Seguindo o protocolo, anuncia-se a presença da chefe de
Estado do país-sede. O grito anteriormente ensaiado no trem é entoado pelos
cheirosos que usam os perfumes mais caros: “Ei, presidente(a) que não gosto, vai
tomar no cu!” Emissoras de TV, jornais e revistas semanais, em campanha
eleitoral, chegam ao orgasmo editorial.
Como mero detalhe há uma partida memorável. Um negro
ex-pobre faz um gol contra e já surgem reclamações nas redes sociais: “tinha
que ser preto mesmo”. O melhor jogador do time da casa, um negro ex-pobre, faz
dois gols e vira o jogo. Muda-se o tema: “a presidente(a) que não gosto foi
vaiada pelo povo!” Mais orgasmos editoriais e em murais.

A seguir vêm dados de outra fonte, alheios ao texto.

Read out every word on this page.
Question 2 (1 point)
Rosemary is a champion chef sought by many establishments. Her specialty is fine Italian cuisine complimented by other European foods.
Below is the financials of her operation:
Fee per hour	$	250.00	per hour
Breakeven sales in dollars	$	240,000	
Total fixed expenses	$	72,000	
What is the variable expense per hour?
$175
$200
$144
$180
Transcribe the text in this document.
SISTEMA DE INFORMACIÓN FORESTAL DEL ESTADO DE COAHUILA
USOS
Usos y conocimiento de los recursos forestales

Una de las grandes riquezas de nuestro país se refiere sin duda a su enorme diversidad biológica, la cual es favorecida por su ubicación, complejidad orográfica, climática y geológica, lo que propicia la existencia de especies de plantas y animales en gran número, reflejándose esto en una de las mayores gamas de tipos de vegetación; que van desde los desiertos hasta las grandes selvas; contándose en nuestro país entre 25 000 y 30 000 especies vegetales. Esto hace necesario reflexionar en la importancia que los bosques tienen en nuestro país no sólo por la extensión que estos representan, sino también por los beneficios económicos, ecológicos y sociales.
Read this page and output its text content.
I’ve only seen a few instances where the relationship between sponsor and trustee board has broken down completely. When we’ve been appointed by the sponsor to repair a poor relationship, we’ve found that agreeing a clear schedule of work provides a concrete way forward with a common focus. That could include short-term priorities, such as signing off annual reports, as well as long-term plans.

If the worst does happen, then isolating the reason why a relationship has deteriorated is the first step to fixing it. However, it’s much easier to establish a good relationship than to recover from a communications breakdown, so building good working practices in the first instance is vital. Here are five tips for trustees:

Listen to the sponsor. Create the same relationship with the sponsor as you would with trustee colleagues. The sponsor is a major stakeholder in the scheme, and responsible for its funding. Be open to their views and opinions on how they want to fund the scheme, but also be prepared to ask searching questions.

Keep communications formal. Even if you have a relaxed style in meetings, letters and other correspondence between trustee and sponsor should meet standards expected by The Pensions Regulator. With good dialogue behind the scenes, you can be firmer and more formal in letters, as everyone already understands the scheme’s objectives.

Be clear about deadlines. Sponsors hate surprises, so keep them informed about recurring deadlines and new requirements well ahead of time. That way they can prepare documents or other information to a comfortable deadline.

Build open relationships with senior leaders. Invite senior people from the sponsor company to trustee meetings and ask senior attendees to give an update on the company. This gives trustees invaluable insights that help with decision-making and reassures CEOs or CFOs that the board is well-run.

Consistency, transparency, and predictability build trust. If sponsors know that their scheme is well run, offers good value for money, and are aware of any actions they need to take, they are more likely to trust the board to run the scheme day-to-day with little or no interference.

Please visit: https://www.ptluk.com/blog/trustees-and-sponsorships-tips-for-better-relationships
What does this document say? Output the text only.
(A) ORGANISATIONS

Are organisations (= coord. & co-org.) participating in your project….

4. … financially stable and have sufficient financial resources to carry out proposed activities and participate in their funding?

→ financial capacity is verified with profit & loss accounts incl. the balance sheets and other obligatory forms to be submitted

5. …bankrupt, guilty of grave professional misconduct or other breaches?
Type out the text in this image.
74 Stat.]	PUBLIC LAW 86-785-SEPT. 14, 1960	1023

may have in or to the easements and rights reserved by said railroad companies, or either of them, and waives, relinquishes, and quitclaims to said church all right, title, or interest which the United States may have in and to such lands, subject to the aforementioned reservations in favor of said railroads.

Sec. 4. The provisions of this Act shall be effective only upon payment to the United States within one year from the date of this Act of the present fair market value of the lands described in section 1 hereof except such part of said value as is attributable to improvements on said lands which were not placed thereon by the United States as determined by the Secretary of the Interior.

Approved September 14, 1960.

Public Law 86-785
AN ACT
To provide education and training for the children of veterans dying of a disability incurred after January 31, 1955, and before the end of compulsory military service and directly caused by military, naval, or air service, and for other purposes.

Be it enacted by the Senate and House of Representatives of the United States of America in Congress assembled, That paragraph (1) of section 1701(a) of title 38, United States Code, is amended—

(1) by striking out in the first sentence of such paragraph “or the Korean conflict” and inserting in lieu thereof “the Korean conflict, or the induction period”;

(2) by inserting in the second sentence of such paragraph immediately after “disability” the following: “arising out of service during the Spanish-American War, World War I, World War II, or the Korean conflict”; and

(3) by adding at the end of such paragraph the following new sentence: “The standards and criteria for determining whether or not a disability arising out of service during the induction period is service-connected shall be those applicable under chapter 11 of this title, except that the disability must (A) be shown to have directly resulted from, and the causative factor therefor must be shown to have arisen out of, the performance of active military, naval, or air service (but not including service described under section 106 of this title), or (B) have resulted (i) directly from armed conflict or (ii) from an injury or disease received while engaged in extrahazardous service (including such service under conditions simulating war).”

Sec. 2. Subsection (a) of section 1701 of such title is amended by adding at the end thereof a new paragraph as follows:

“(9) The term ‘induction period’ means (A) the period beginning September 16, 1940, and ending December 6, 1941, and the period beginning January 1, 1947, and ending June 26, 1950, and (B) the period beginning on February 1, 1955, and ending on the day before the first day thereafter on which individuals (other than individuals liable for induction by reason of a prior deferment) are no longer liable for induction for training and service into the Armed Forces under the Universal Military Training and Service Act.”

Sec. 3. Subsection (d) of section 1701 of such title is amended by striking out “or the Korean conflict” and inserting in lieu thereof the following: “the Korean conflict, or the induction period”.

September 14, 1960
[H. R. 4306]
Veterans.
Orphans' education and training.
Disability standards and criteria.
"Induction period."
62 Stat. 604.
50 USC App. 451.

INTOLERÂNCIA Médico cubano é vaiado ao chegar ao Brasil para trabalhar (Jarbas Oliveira/Folhapress) |
Um país de analfabetos letrados nos colégios mais renomados
de suas cidades, graduados nas melhores (e piores) universidades, quiçá com
mestrado e doutorado.
Nos dias a seguir, em Salvador e no Rio de Janeiro não há
arquibancada para negros. Em Cuiabá e Manaus há mais brancos do que indígenas.
Meu respeito ao senhor, Seu Tião. Ao senhor.